The structural issue is identical to the one in every "human in the loop" arrangement. If the system is designed to process high volumes quickly, the human review compresses toward a glance, and a glance does not catch a confident machine assertion that the patient has a symptom they do not have. The whole selling point of automating these reviews is speed, and speed is exactly what erodes the scrutiny that would catch the errors. When the human's job is to ratify the model fast, "final human decision" describes a signature, not an investigation.
A pilot that turned into a legal fight
WISeR did not just generate angry doctors; it generated a procedural problem for CMS. On May 12, 2026, the Government Accountability Office determined that the WISeR Model Notice is a "rule" under the Congressional Review Act, because it imposes new prior-authorization requirements that substantially affect the rights and obligations of providers and beneficiaries. In plain terms: CMS was supposed to submit it to Congress before it took effect, and it did not.
That finding opened a 60-day window for lawmakers to force a vote on repealing the model. On May 19 and 20, 2026, members of the House and Senate introduced companion Congressional Review Act resolutions to disapprove WISeR; in the House the resolution (H.J. Res. 187) was led by Representatives Greg Landsman and Suzan DelBene, with a Senate companion led by Senator Ron Wyden and others. CMS had already, in April 2026, delayed prior authorization for two of the listed services, deep brain stimulation and a type of lumbar decompression, citing "operational readiness." Operational readiness is a polite phrase for "this is not ready."

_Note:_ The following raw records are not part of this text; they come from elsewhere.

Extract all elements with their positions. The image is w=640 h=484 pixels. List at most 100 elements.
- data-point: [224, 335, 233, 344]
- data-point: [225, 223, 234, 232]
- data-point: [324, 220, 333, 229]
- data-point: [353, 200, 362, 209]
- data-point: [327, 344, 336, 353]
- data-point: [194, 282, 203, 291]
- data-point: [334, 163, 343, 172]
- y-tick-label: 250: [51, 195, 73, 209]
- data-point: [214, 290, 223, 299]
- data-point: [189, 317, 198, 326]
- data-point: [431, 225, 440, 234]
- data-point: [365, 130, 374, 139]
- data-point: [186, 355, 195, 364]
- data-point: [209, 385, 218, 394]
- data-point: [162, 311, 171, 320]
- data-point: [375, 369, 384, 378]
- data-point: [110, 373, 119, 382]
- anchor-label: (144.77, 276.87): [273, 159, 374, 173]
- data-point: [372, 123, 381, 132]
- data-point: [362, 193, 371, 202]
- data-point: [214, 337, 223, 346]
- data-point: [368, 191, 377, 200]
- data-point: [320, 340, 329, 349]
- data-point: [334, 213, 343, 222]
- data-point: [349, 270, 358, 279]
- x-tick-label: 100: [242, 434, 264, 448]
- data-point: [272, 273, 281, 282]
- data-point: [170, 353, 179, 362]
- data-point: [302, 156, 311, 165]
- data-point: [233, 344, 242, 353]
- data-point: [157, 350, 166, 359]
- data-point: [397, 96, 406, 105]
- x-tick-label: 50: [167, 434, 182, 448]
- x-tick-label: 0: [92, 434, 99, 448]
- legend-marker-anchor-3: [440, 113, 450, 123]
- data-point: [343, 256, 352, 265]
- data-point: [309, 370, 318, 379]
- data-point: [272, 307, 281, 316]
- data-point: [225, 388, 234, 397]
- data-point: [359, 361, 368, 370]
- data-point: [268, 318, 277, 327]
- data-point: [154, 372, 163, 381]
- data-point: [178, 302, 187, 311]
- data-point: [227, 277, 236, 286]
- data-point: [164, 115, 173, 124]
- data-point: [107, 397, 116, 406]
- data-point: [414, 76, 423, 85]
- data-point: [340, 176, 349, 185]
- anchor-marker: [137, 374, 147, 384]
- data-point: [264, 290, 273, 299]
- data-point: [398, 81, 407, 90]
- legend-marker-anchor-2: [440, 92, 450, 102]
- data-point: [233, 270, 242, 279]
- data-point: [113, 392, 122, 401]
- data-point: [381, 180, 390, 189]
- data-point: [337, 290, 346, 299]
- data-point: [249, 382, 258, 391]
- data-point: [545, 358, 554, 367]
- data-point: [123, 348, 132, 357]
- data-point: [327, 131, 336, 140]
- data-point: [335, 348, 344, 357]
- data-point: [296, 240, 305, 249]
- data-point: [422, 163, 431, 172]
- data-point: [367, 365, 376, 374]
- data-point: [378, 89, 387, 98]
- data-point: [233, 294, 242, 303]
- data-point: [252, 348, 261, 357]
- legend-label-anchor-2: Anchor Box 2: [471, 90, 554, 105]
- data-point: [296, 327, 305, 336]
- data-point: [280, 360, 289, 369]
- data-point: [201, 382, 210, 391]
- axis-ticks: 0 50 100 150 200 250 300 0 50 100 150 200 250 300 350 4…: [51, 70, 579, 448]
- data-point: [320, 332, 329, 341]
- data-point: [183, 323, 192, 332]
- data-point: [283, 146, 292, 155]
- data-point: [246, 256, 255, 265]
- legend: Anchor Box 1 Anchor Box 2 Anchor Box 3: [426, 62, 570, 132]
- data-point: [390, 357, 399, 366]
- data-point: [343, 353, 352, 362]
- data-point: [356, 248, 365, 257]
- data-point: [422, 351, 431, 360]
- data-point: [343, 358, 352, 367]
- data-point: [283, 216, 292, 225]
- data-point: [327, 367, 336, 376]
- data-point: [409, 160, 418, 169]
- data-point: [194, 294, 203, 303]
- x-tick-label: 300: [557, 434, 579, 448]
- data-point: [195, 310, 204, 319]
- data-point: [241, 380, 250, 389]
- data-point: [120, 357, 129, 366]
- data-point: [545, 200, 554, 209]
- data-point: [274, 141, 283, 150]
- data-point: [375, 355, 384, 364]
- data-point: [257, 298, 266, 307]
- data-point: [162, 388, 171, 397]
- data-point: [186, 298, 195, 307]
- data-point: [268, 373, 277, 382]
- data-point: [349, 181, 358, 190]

Why this belongs in the graveyard
It would be easy to file WISeR under ordinary policy controversy, the kind of thing reasonable people argue about. But the reason it earns a place here is specific and documented: an AI system, deployed in a safety-critical context by people paid to deny claims, produced denials citing clinical facts that were wrong or invented, and real patients absorbed the consequences in the form of delayed care and prolonged pain. That is not a debate about whether low-value procedures should be scrutinized. It is a deployment that failed at the one thing it had to get right, which is being accurate about the patient in front of it.
The honest version of cost control would put the burden of proof on the system, not the sick. If an AI flags a request, a clinician with time and authority should review the actual record before anyone is told no, and a denial that contradicts the chart should be impossible to issue, not merely appealable after weeks of waiting. Instead, WISeR built a fast, profit-motivated "no" machine and pointed it at seniors, then asked them to file appeals when it hallucinated. Saving Medicare money is a legitimate goal. Doing it by automating denials premised on symptoms the patient never reported is how you turn a budget line into a patient-safety story.